Everywhere you turn these days, Marvel seems to have an influence.
Whether it is TV series, films, or video games, the characters of Marvel have leaped from the comic book pages and into pop culture. The phenomenon started with the 2000 release of X-Men, but it was the 2008 film Iron Man that sparked the Marvel Cinematic Universe and an avalanche of films and characters that have thrilled and delighted fans ever since.
With that popularity on the big screen came TV series based on the characters, and the inevitable slew of video games. Often, officially licensed games boasting popular characters have struggled, right the way back to official film licenses such as Hudson Hawk and Dick Tracey on the 8-bit machines.
Long before Robert Downey Jnr’s portrayal of Tony Stark, video game manufacturers had seized on Marvel as a great basis for their products. X-Men was the popular choice as far back as 1992, not on home consoles but in arcades as part of a side-scrolling beat ‘em up. X-Men 2: Clone Wars arrived on the Sega Genesis, but the machine was not mainstream, let alone the game.
The real momentum has been gathered since the turn of the century, and slowly but surely Marvel characters have conquered the world of gaming. That has not just been on consoles either, but the widespread use of mobile devices opened a niche to be filled.
Both Android and iOS have lots of titles that draw heavily from Marvel characters, such as Marvel Contest of Champions. In some instances, those games do not even use the exact physics of the characters, but more the imagery and branding which fit within a different genre. The superhero slots on Foxy Games are a perfect example of this, taking one genre (in this instance slot machines) and mixing that with instantly recognized branding. Other genres do the same, with puzzle titles such as Marvel Puzzle Quest: Hero RPG. This would not be possible without the films fueling the desire for the product, but at the same time, it does not ‘conquer’ the gaming world, merely corner a niche.
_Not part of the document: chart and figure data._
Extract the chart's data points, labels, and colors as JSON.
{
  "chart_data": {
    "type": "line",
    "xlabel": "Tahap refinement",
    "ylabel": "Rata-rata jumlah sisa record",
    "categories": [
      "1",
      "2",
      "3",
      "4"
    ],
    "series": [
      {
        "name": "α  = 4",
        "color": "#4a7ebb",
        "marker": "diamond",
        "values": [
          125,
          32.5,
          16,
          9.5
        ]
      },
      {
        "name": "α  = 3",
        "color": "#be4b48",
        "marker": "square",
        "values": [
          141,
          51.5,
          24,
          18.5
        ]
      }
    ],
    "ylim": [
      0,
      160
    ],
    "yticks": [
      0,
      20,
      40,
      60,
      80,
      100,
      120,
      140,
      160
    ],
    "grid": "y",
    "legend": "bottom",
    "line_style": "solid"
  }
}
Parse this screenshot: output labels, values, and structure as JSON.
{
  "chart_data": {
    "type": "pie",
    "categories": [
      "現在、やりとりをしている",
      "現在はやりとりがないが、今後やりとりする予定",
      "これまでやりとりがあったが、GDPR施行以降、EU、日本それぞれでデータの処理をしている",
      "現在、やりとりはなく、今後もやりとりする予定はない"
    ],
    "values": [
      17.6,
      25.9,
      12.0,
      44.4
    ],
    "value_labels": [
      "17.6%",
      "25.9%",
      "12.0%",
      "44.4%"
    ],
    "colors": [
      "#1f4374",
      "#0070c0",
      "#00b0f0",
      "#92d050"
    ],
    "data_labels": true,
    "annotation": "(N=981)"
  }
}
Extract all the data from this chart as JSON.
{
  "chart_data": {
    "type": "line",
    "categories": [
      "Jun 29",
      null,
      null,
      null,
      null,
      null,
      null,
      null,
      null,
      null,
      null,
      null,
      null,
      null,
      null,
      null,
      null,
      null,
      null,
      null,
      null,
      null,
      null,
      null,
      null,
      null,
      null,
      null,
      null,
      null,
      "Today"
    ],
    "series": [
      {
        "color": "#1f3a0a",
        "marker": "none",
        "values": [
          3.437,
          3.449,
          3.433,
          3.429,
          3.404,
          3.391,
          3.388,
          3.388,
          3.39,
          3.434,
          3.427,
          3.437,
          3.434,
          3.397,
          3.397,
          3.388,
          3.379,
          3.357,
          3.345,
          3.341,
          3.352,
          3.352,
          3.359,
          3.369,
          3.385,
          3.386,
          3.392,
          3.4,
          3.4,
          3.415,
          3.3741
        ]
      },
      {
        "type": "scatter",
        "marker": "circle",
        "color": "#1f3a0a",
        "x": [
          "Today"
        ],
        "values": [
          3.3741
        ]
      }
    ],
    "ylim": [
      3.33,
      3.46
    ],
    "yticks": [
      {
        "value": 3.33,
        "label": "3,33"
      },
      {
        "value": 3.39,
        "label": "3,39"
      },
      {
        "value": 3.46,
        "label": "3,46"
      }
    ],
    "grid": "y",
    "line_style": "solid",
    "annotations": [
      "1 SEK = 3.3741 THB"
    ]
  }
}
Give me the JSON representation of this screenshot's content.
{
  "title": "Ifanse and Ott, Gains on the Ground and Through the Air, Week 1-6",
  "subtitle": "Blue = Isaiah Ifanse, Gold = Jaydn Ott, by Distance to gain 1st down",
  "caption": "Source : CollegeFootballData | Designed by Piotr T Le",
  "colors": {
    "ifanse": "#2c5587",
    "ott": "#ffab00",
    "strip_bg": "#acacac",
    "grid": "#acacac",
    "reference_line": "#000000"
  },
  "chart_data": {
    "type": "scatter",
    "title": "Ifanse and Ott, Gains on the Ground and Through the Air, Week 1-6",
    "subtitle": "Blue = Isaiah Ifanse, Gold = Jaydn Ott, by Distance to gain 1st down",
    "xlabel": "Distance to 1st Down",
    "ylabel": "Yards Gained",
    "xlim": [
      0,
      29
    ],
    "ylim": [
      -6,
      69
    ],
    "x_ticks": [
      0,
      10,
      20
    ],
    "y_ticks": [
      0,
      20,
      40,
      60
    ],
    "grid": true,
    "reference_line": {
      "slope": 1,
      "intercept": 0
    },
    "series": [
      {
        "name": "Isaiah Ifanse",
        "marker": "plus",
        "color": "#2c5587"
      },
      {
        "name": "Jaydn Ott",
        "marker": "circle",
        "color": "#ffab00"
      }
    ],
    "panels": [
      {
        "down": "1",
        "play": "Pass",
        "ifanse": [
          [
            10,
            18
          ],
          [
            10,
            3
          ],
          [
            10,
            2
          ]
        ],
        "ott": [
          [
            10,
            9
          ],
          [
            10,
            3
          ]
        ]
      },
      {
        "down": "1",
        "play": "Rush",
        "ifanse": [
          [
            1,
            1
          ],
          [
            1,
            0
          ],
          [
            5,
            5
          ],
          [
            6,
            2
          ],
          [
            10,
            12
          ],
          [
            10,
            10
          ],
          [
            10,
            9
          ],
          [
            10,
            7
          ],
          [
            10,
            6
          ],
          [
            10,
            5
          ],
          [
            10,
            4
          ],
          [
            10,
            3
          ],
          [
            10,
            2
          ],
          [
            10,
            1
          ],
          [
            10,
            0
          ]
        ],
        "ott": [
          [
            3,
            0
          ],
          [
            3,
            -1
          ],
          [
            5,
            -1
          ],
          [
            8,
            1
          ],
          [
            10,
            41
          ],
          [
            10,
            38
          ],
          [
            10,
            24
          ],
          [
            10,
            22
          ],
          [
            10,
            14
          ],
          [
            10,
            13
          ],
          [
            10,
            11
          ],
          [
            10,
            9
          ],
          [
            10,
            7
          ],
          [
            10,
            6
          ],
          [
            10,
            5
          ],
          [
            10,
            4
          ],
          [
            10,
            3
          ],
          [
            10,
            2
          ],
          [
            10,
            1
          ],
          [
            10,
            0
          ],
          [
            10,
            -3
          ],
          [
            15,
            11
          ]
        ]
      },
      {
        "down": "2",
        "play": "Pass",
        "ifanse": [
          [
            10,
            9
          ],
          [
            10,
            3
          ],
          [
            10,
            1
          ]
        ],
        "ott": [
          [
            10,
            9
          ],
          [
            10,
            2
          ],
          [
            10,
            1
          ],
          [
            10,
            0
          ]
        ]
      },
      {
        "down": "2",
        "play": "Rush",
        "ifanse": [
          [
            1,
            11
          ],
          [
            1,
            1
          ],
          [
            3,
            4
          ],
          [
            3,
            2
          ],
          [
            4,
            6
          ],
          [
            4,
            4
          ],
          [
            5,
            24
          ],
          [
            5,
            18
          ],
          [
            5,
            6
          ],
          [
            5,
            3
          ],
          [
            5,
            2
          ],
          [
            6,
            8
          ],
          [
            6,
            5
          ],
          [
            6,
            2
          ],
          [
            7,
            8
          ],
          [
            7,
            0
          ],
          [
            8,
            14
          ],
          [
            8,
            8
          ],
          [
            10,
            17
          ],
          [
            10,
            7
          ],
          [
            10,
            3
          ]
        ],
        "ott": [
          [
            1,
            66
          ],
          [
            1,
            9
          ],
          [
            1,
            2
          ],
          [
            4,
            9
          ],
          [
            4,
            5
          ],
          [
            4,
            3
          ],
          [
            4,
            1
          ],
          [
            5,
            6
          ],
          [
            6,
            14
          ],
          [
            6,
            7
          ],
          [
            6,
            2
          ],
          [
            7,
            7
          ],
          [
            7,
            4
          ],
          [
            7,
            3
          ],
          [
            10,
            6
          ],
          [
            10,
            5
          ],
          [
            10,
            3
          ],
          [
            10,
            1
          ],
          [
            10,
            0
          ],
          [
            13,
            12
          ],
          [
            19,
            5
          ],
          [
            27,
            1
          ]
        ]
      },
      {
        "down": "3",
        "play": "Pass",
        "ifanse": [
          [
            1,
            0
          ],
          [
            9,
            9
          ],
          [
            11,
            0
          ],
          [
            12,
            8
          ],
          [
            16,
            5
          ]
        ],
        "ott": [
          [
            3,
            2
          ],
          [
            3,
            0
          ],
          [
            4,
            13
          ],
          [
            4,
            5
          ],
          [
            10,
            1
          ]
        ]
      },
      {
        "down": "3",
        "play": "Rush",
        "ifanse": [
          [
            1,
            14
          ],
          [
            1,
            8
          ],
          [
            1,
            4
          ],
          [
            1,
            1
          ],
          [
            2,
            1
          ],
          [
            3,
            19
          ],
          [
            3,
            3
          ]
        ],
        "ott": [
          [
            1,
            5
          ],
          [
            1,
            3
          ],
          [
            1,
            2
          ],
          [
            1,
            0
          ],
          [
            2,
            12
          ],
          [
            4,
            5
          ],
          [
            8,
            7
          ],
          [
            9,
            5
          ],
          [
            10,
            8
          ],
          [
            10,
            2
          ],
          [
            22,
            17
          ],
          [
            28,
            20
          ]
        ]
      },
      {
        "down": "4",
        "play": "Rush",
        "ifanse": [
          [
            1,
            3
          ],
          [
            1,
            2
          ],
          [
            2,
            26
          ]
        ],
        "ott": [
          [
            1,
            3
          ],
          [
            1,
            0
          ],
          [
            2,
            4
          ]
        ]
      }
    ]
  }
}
The gaming world was truly conquered by Marvel in 2018 when the first actually great Marvel game arrived. There had been good games before that date, with Ultimate Marvel vs. Capcom 3 (2011), Marvel: Ultimate Alliance (2006), and Spider-Man 2 (2004). They were just that though – good games. To conquer the industry, a game must be great.
Spider-Man was not just a good game; it was a Game of the Year contender the minute it landed on the PlayStation 4. Eurogamer named it in their top 30 games of the year, whilst The Verge and Shacknews went one better claiming it was the best game 2018 had to offer. In a calendar year that boasted God of War, Assassin’s Creed Odyssey, and the blockbuster Red Dead Redemption 2, that was high praise indeed.
That dropped the benchmark ,which has since been followed by Spider-Man: Miles Morales on the PlayStation 5. It was a launch title for the new machine, a benchmark by which all games that follow for Sony’s flagship console will be measured. If that is not evidenced enough that Marvel has conquered the gaming world, then perhaps the less-heralded release Marvel’s Avengers is. It landed in August 2020 and was not all that well-received, and yet it became the second-highest launch-month dollar sales of all-time for a superhero game, behind Spider-Man.
With a PlayStation 5 release planned for 2021, Marvel games are showing no signs of slowing in a throttled market, and as more films and characters come to the fore, their video game counterparts will only go from strength to strength.